The women and men gathered for a training on trauma and resilience were recovery counselors and social workers, charter-school teachers and prison administrators. But to Stephen Paesani, the child and adolescent training specialist who was leading the session, every person in the room was a potential protective factor in a child’s life.
“When a child experiences adversity or trauma, he goes into the fight-or-flight stance,” Paesani explained. “That’s going to impact brain development. “But no matter what happens, all of you can be the agents for resilience.”
Paesani works for Philadelphia’s Behavioral Health Training and Education Network (BHTEN), which provides training to practitioners and community members, part of the city’s effort to infuse mental health and substance abuse services with principles of recovery, resilience and self-determination.
But BHTEN’s trainings are just one piece of the Philadelphia ACEs story. In this city of 1.5 million—a city rife with disparities of class, education and health, with pockets of multi-generational poverty and trickle-down trauma—the last decade has seen a steady effort to bring understanding of adversity, trauma and resilience to thousands of front-line workers, supervisors and administrators across the map of human services.

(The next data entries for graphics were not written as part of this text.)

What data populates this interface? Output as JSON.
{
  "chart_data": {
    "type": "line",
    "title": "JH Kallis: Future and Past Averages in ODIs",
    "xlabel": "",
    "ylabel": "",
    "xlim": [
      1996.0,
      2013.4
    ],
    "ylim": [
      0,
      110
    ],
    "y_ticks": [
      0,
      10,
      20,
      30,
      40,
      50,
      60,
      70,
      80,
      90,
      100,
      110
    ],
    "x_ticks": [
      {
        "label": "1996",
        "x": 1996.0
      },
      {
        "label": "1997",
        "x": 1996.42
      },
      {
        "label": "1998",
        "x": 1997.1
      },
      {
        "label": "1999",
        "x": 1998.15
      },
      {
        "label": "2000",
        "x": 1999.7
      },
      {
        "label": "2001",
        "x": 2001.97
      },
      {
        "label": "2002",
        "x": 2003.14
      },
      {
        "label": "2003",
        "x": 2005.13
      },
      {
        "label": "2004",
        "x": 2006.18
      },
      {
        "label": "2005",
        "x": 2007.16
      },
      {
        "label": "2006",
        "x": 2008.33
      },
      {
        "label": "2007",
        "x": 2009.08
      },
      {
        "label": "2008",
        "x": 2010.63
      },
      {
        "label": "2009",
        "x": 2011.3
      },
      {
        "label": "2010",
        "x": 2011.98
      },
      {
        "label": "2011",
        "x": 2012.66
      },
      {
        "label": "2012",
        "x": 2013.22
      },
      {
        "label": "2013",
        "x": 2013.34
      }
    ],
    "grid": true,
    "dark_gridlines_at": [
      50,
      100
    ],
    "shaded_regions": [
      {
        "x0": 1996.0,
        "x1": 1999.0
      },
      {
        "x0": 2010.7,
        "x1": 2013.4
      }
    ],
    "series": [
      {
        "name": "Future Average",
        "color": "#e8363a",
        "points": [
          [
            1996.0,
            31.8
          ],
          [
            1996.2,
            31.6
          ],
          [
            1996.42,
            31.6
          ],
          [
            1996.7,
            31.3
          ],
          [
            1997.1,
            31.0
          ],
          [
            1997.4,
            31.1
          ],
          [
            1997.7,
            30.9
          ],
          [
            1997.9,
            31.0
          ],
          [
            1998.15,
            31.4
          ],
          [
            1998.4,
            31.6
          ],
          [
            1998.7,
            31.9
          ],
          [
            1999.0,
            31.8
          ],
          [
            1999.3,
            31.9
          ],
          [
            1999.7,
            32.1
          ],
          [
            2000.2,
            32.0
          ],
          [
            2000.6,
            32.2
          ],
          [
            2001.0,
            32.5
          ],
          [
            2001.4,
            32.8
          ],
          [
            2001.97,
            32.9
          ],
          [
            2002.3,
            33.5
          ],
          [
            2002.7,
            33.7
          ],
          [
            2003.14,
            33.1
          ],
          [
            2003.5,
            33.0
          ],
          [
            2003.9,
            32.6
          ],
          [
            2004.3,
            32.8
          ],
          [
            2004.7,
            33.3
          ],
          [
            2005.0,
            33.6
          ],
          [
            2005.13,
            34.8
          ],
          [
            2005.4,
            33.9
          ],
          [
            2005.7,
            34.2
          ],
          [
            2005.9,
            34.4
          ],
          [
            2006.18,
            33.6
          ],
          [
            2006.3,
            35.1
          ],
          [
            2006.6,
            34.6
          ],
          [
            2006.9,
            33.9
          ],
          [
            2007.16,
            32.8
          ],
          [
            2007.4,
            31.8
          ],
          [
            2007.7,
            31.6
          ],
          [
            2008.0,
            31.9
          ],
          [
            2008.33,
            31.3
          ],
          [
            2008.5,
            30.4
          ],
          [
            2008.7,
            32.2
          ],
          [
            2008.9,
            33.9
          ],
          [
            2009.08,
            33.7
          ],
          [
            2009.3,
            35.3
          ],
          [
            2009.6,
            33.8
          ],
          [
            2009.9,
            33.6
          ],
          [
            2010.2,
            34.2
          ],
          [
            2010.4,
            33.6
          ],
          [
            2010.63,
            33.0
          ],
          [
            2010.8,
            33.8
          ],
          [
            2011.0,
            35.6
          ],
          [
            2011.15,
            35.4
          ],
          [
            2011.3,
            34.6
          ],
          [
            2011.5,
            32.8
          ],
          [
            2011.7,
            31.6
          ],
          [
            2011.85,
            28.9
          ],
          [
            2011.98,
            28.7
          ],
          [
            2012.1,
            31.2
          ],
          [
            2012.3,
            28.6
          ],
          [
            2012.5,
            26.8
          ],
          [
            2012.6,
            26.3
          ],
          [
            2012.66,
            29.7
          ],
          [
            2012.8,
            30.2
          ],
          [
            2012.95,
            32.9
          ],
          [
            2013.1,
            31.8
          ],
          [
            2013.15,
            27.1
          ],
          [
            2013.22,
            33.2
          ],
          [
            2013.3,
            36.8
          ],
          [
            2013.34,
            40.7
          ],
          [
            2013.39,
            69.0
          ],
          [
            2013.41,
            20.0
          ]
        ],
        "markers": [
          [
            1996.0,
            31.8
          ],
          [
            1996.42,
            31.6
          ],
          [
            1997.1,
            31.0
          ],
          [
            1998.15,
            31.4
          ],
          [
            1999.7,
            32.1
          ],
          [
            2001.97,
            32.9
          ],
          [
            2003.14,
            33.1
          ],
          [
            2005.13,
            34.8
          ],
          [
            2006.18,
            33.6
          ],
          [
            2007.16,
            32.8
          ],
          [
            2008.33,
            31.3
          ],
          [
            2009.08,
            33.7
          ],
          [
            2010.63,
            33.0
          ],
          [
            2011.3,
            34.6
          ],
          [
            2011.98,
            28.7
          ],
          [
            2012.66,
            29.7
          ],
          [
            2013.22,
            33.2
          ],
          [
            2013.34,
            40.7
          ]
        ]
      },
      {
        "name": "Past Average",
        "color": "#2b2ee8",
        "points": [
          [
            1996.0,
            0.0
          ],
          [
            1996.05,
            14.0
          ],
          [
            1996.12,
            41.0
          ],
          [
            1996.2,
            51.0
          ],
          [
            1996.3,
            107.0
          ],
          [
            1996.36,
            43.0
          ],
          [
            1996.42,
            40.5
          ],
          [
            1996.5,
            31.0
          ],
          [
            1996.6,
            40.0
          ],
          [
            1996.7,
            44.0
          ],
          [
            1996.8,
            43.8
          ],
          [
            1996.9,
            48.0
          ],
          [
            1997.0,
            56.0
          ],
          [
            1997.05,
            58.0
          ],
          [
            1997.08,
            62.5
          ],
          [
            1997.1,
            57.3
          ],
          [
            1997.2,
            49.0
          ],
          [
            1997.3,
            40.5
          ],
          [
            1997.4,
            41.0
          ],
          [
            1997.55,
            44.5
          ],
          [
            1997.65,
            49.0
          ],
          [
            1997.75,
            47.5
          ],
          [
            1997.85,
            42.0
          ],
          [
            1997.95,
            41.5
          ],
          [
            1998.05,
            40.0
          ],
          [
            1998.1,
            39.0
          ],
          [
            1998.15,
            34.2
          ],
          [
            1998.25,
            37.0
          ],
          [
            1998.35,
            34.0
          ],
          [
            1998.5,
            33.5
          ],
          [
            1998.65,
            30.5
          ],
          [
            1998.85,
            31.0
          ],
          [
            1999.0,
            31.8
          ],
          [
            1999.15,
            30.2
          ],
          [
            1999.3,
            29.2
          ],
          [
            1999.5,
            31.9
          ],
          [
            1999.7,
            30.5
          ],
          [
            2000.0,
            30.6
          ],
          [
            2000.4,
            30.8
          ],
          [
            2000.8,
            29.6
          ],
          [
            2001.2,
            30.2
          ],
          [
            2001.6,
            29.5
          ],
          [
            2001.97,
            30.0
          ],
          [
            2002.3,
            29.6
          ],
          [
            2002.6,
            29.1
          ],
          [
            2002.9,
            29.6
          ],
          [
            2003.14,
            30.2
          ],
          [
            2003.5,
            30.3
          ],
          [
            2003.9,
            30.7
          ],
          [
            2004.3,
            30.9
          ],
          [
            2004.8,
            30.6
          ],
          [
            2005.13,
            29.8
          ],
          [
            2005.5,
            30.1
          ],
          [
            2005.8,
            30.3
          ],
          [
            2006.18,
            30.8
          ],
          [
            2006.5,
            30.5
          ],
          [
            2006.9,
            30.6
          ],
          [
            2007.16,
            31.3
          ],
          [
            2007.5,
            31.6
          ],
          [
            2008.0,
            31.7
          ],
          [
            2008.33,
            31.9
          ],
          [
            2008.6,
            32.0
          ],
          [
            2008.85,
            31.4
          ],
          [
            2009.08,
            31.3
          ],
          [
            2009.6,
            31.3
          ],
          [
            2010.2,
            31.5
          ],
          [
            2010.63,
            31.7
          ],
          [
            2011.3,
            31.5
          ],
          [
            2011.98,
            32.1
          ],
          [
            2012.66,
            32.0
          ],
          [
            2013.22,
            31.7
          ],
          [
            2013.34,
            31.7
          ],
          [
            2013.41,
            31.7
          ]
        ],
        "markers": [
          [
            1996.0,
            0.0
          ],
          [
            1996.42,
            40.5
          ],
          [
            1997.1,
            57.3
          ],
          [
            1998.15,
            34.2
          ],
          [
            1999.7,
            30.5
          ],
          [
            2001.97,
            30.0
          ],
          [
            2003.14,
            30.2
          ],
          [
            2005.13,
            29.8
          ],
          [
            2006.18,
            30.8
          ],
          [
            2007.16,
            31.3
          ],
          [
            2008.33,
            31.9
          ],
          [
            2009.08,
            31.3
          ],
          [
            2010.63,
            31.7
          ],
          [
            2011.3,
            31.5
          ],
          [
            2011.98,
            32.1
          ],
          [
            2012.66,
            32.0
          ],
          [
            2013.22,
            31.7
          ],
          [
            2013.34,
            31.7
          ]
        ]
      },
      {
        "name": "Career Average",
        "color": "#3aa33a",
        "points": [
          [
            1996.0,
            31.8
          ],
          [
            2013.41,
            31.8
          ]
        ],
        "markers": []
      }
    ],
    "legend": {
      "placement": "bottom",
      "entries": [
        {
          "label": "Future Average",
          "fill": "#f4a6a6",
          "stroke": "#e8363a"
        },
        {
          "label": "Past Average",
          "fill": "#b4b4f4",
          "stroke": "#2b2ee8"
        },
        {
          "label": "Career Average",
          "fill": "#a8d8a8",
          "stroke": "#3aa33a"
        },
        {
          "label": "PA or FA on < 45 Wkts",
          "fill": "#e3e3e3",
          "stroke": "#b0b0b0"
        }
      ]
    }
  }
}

This work is not the result of a top-down initiative or a single funder’s vision for change. It is, instead, the gradual flowering of multiple seeds, planted by activist leaders in pediatrics, public health, behavioral health, child welfare, justice and education.
Today, Philadelphia is home to the ACE Task Force, a group of 50 practitioners intent on putting the knowledge of brain development, adversity and resilience to work in pediatric and primary care clinics, child abuse prevention networks and early childhood programs. The social network site ACEsConnection.com recently launched a Philadelphia group whose members share questions, successes and challenges.
And thanks to the Institute for Safe Families, with support from the Robert Wood Johnson Foundation, Philadelphia was the site of the first National Summit on ACEs in May 2013, attended by 160 physicians, academics, social workers and human service administrators. There, speakers called the ACEs movement “a revolution” in thinking about health and illness, human suffering and strength.
In Philadelphia, that revolution began even before the groundbreaking Centers for Disease Control Adverse Childhood Experiences Study (ACE Study) demonstrated the lifelong impact of early adversity.